Proceedings began with some cheery, quintessentially French dances extracted from Jean-Baptiste Lully’s Le bourgeois gentillhome (1670), and following that were some equally pleasant dances from Jean-Philippe Rameau’s Les Indes galantes (1935). All were meticulously presented, naturally on French Baroque-style instruments, with some fantastically delicate sounds produced from all quarters of the orchestra. I was amazed to see four bassoons among the orchestral forces, but Les Siècles have won my trust and I’m willing to believe that this is historically realistic. Roth even kept time with a historically-informed baton: a serious-looking contraption several feet in length, which, instead of waving in the air, he beat on his podium in time with the pulse.
After yet another change of instruments, the ensuing late 19th-century music – from Delibes’ Coppélia (1870) and Massenet’s Le Cid (1885) – was just as convincing. Most distinctive in this particular orchestral sound were the wooden flutes, which produced a clear, shiny tone high in the range: a duet for solo flute and cor anglais in the Massenet was a particular highlight. Roth conducted with vigour once again, finding a bouncy but slightly machine-like style in the Delibes (it’s about a mechanical doll, after all) and relishing in the exotica of the Massenet. The versatility of this orchestra is just incredible.

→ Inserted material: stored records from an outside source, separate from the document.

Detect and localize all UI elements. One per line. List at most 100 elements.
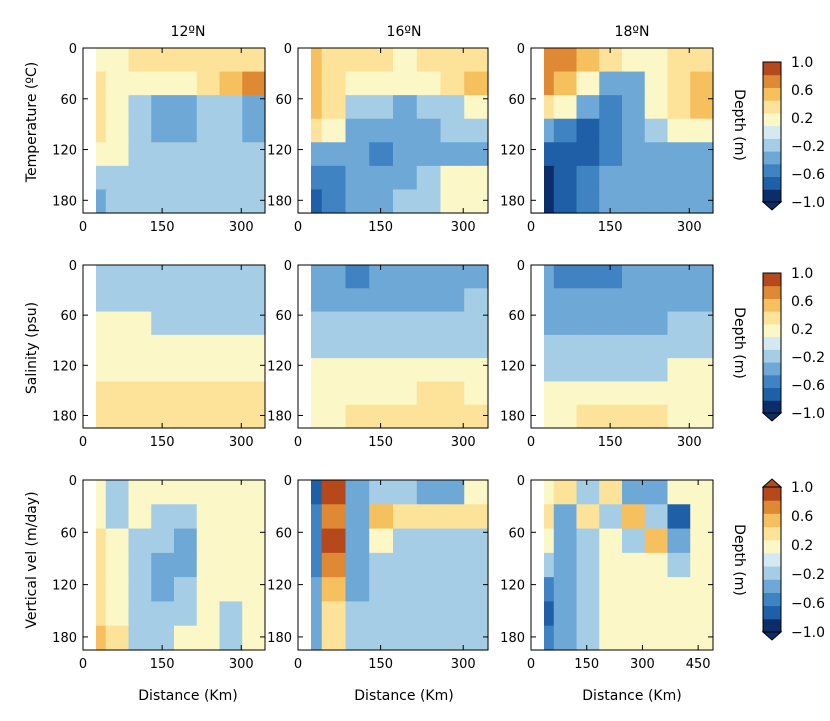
heat-cell	[690, 404, 714, 429]
heat-cell	[416, 528, 442, 554]
x-tick-label: 0	[527, 220, 535, 235]
heat-cell	[576, 601, 600, 627]
heat-cell	[393, 528, 418, 554]
heat-cell	[576, 552, 600, 578]
colorbar-swatch	[763, 579, 781, 593]
panel-frame	[82, 479, 266, 651]
colorbar-swatch	[763, 618, 781, 633]
heat-cell	[174, 142, 198, 167]
heat-cell	[242, 118, 266, 143]
heat-cell	[196, 625, 221, 651]
heat-cell	[219, 480, 243, 505]
heat-cell	[576, 165, 600, 191]
y-tick-label: 60	[508, 93, 525, 108]
heat-cell	[440, 577, 465, 603]
colorbar-tick-label: 0.2	[791, 111, 813, 127]
heat-cell	[553, 381, 578, 406]
row-label-vertical-velocity: Vertical vel (m/day)	[24, 491, 40, 628]
heat-cell	[128, 311, 152, 336]
heat-cell	[321, 601, 347, 627]
heat-cell	[440, 404, 465, 429]
y-tick-label: 0	[69, 42, 77, 57]
heat-cell	[644, 552, 669, 578]
land-mask	[298, 48, 311, 213]
heat-cell	[644, 334, 669, 359]
heat-cell	[416, 480, 442, 505]
heat-cell	[416, 404, 442, 429]
heat-cell	[174, 95, 198, 120]
heat-cell	[174, 71, 198, 96]
heat-cell	[105, 404, 130, 429]
heat-cell	[599, 189, 623, 214]
heat-cell	[667, 381, 691, 406]
colorbar-swatch	[763, 323, 781, 338]
heat-cell	[174, 311, 198, 336]
heat-cell	[369, 601, 394, 627]
heat-cell	[174, 358, 198, 383]
heat-cell	[667, 311, 691, 336]
heat-cell	[105, 165, 130, 191]
heat-cell	[690, 189, 714, 214]
heat-cell	[622, 48, 646, 73]
heat-cell	[321, 404, 347, 429]
heat-cell	[440, 358, 465, 383]
heat-cell	[644, 265, 669, 289]
heat-cell	[151, 118, 175, 143]
heat-cell	[464, 381, 489, 406]
colorbar-swatch	[763, 87, 781, 101]
heat-cell	[369, 577, 394, 603]
heat-cell	[464, 577, 489, 603]
heat-cell	[345, 334, 370, 359]
colorbar-swatch	[763, 151, 781, 165]
heat-cell	[599, 71, 623, 96]
heat-cell	[553, 528, 578, 554]
colorbar-3: 1.0 0.6 0.2 −0.2 −0.6 −1.0	[761, 478, 825, 641]
x-tick-label: 300	[630, 657, 655, 672]
colorbar-swatch	[763, 189, 781, 203]
heat-cell	[393, 480, 418, 505]
heat-cell	[393, 358, 418, 383]
heat-cell	[128, 334, 152, 359]
heat-cell	[667, 601, 691, 627]
y-tick-label: 0	[517, 259, 525, 274]
heat-cell	[219, 601, 243, 627]
heat-cell	[128, 504, 152, 530]
colorbar-swatch	[763, 311, 781, 325]
heat-cell	[128, 142, 152, 167]
heat-cell	[196, 189, 221, 214]
heat-cell	[345, 288, 370, 313]
colorbar-swatch	[763, 112, 781, 127]
heat-cell	[105, 189, 130, 214]
x-tick-label: 0	[79, 657, 87, 672]
heat-cell	[440, 189, 465, 214]
heat-cell	[174, 601, 198, 627]
heat-cell	[242, 265, 266, 289]
panel-frame	[297, 47, 489, 214]
heat-cell	[151, 142, 175, 167]
heat-cell	[393, 311, 418, 336]
land-mask	[83, 480, 96, 650]
heat-cell	[599, 528, 623, 554]
heat-cell	[599, 48, 623, 73]
heat-cell	[667, 504, 691, 530]
heat-cell	[345, 358, 370, 383]
heat-cell	[690, 48, 714, 73]
heat-cell	[128, 404, 152, 429]
heat-cell	[105, 142, 130, 167]
heat-cell	[128, 601, 152, 627]
heat-cell	[151, 71, 175, 96]
heat-cell	[242, 311, 266, 336]
heat-cell	[599, 625, 623, 651]
heat-cell	[667, 265, 691, 289]
heat-cell	[345, 95, 370, 120]
colorbar-swatch	[763, 500, 781, 514]
heat-cell	[369, 480, 394, 505]
heat-cell	[393, 504, 418, 530]
heat-cell	[151, 334, 175, 359]
colorbar-tick-label: 1.0	[791, 480, 813, 496]
heat-cell	[599, 165, 623, 191]
heat-cell	[576, 288, 600, 313]
y-tick-label: 180	[500, 409, 525, 424]
heat-cell	[416, 358, 442, 383]
heat-cell	[242, 189, 266, 214]
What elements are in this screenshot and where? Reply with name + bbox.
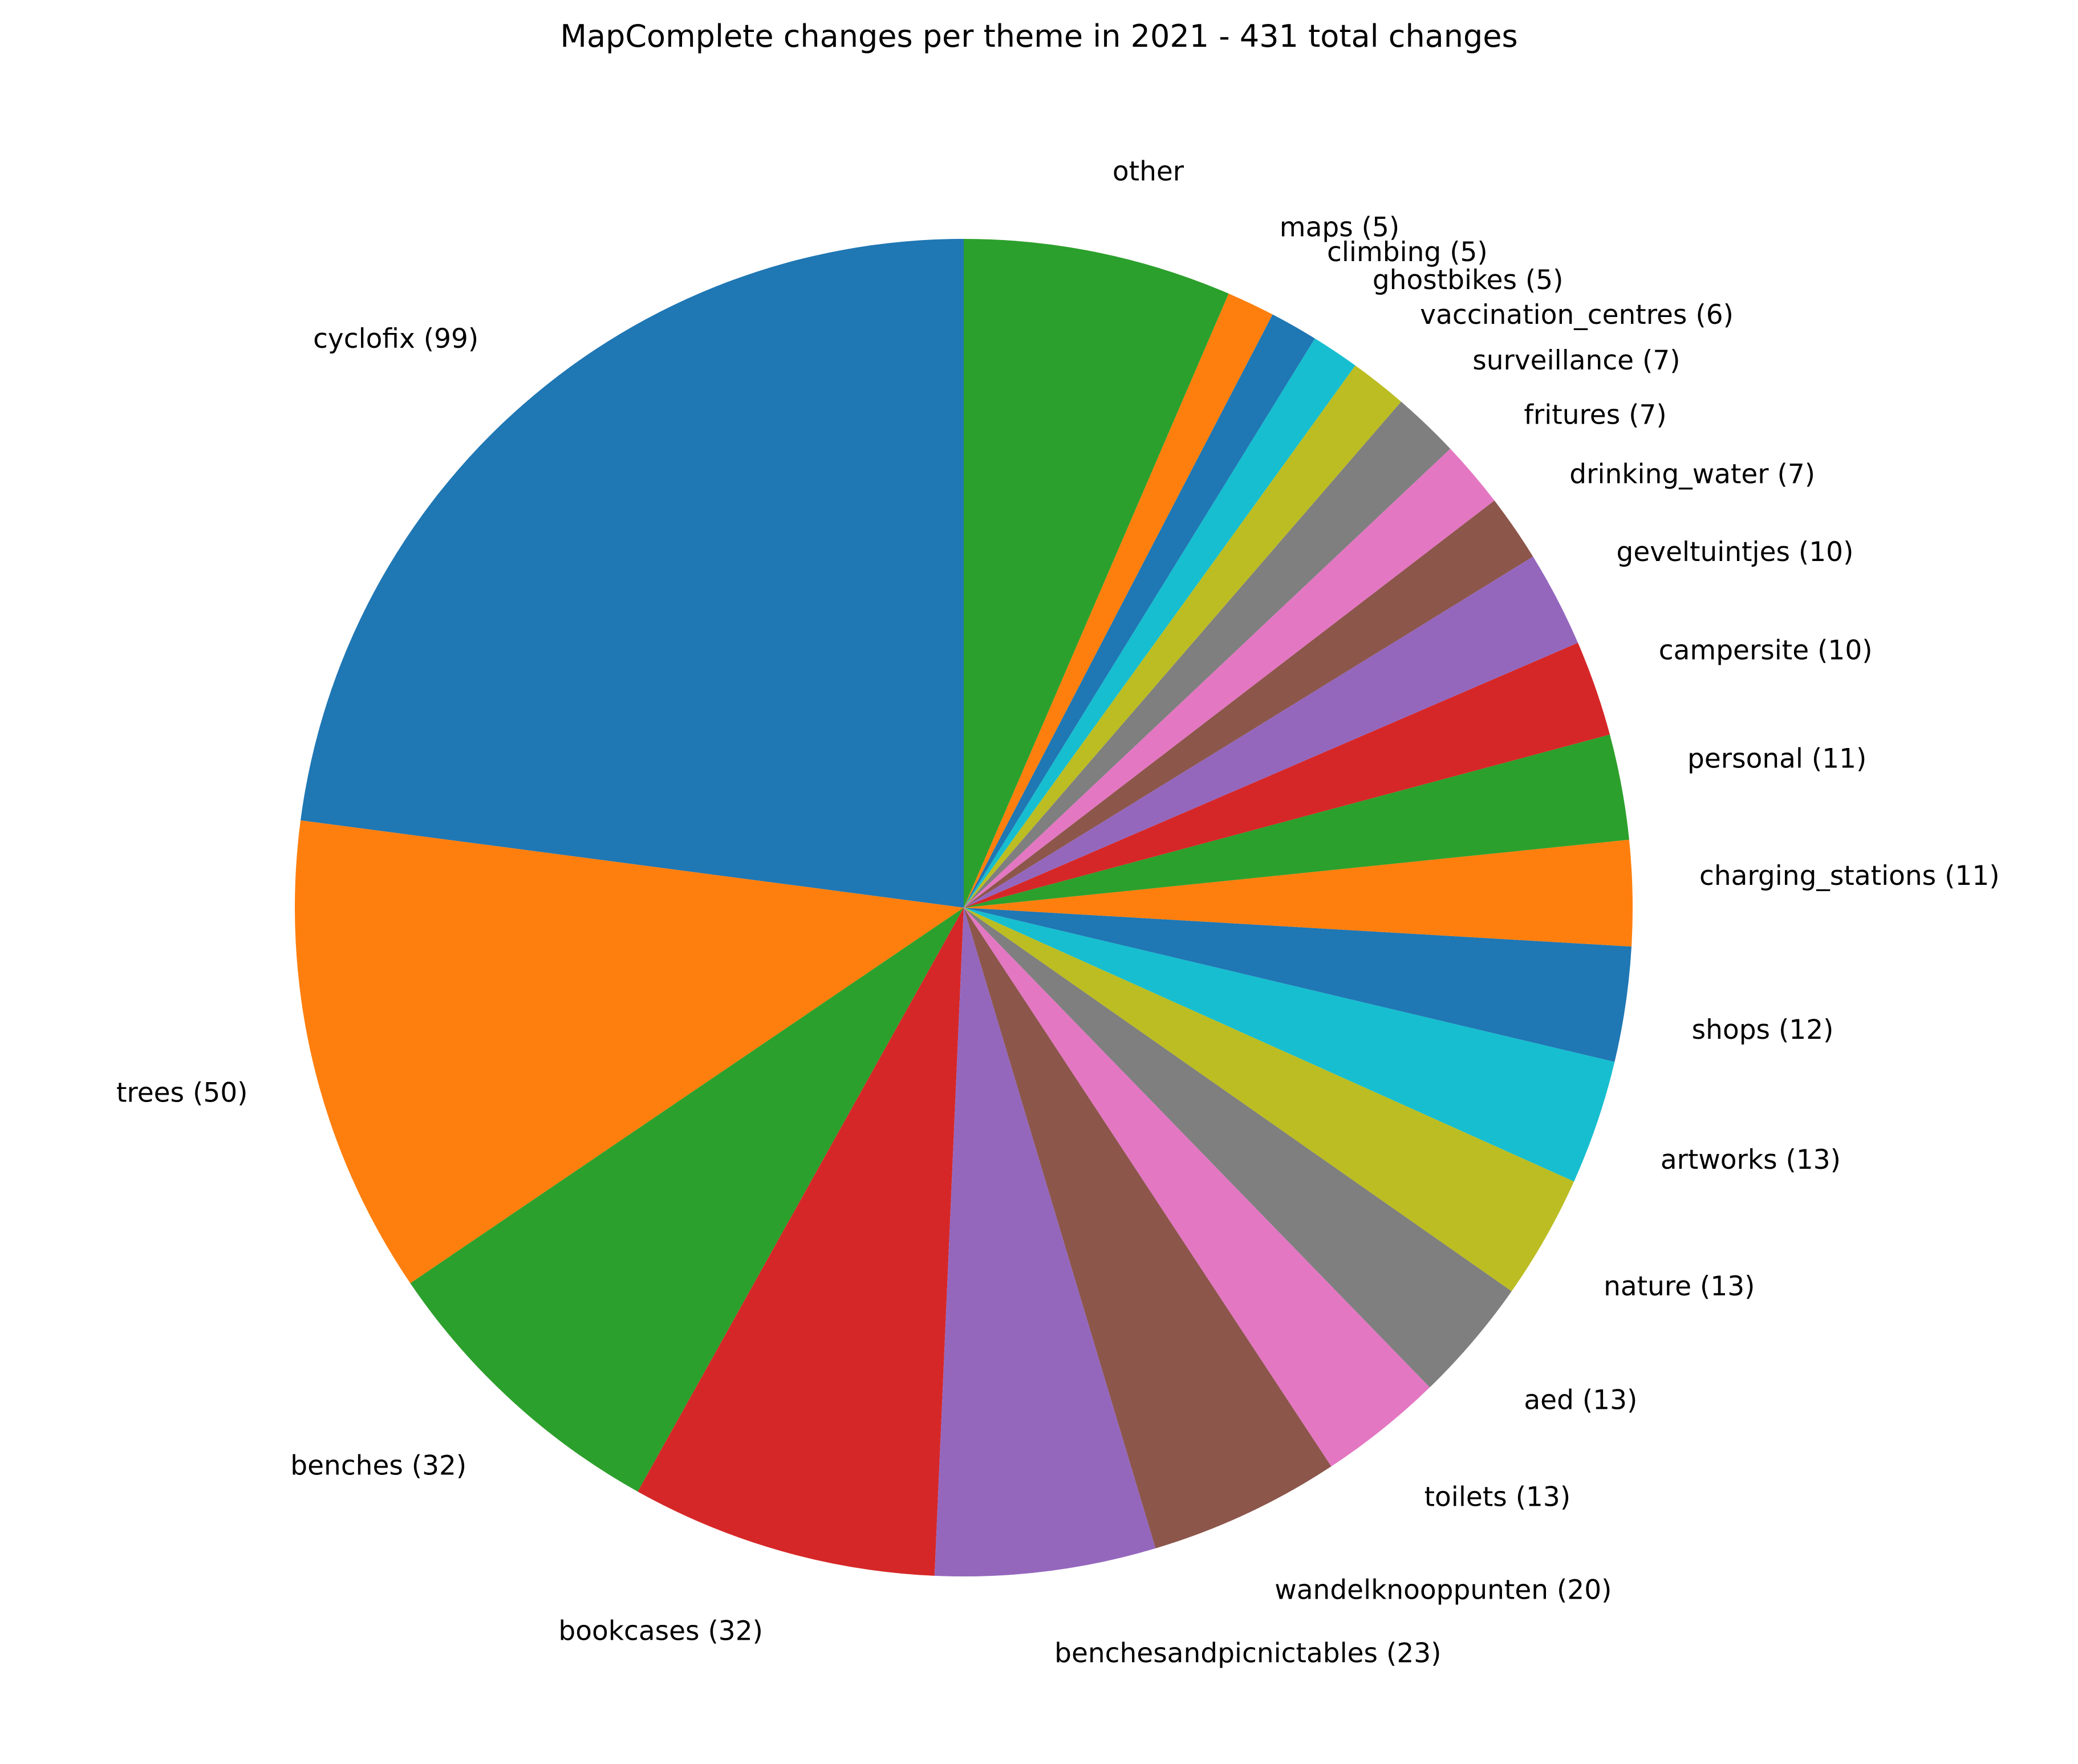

And then we had the Rite, sweeping all before it as it is wont to do. Where could French ballet music possibly go after that? In a sense, this programme emphasised the piece’s violence even more: it seemed to kill French ballet music off, perhaps to sacrifice this distinguished tradition to the grim gods of the 20th century. The Rite may still sound fresh in whatever form it’s played, but it’s also part of history now. What a treat to hear this history brought to life.